TREATMENT: A right 7th thoracotomy was performed. The right middle lung lobe had been perforated and was removed. The point of the dart had perforated the mediastinum and esophagus. The dart was extracted and the esophageal lacerations were primarily sutured in a double layer interrupted pattern. The chest cavity was lavaged and a temporary thoracostomy tube was placed and maintained for 3 days postoperatively. Medications included injectable cephalosporin and aminoglycoside antibiotics, metoclopramide, cimetidine, and NPO for 24 hours followed by liquid diet.

OUTCOME: The dog was discharged 4 days postoperatively on oral medications with soft food diet and recovery was uncomplicated. There were no clinical signs of esophageal stricture noted up to 6 years postoperatively.
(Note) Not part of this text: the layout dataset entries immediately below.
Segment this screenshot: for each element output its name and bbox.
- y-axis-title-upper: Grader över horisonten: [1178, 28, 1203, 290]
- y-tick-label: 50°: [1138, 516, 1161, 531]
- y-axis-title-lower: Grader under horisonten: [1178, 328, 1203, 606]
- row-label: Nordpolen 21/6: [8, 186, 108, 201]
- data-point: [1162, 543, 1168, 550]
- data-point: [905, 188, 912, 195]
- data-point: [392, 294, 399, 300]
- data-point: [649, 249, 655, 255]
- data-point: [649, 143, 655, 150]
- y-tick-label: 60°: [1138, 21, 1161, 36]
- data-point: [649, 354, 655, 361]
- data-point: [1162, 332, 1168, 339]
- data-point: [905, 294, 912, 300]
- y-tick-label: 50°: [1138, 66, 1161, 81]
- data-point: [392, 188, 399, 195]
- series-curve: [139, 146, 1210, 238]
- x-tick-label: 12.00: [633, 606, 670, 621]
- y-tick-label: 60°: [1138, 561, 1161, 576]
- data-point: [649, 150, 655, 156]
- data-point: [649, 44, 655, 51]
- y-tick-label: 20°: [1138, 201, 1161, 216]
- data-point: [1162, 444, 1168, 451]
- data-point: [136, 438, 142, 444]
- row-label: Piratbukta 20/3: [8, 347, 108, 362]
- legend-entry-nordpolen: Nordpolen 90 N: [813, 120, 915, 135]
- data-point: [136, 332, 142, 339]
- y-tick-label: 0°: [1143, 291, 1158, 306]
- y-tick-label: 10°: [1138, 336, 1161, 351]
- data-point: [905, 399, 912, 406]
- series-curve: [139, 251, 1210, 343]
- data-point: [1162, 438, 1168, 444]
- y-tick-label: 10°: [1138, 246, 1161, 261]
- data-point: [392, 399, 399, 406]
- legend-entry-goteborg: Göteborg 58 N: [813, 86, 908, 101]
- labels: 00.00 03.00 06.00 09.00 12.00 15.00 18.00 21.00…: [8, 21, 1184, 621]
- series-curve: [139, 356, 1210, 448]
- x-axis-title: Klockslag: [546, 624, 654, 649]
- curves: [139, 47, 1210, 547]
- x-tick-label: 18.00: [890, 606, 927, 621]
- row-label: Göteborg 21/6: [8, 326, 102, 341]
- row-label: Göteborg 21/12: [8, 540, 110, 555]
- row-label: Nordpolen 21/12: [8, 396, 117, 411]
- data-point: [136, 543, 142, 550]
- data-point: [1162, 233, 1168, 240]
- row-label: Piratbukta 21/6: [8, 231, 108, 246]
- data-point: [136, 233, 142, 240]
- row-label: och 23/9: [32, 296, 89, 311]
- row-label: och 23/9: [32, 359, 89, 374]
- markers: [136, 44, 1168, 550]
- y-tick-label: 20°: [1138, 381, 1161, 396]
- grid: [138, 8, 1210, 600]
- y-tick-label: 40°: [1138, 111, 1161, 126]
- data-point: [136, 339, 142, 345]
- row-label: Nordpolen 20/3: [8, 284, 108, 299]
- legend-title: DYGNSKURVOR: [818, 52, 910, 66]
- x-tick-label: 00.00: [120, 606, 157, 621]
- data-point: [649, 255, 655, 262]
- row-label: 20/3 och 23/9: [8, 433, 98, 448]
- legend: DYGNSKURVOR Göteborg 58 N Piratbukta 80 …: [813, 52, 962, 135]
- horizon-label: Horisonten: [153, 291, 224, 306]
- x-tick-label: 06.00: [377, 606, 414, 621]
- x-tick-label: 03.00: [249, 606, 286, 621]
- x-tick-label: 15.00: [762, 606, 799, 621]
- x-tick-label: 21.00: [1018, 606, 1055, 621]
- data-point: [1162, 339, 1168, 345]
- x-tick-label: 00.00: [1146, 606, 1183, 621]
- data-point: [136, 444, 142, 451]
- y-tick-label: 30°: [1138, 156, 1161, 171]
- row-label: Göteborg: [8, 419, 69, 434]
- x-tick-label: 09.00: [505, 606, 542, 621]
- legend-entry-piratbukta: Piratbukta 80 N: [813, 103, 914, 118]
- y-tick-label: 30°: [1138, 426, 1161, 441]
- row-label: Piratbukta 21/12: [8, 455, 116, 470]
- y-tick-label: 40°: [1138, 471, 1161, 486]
Signs of stricture would have been expected by 1-5 weeks postoperatively.

DISCUSSION: The esophagus has no serosal layer and a segmental blood supply, which seem to impair healing compared to the rest of the gastrointestinal tract. Dehiscence and leakage are frequent complications of esophageal surgery which can lead to fatal mediastinitis. A double layer appositional simple interrupted closure provides the best immediate tissue strength and apposition, with improved healing. If esophageal closure must be performed very quickly in the compromised patient, simple interrupted appositional sutures are indicated.

Cimetidine is an H2 antagonist administered to decrease gastric acidity and subsequent mucosal damage if gastroesophageal reflux occurred. Ranitidine and omeprazole are more recently developed antacids that were not available at the time this case was managed. Metoclopramide reduces reflux by increasing lower esophageal sphincter pressure.

Temporary thoracostomy tubes are indicated if continued fluid or air production is considered possible postoperatively. Once there is no longer air production, and fluid production has stabilized to a minimal amount, tube removal is indicated. Presence of a thoracostomy tube itself can cause 2-4 ml/kg of fluid production per day.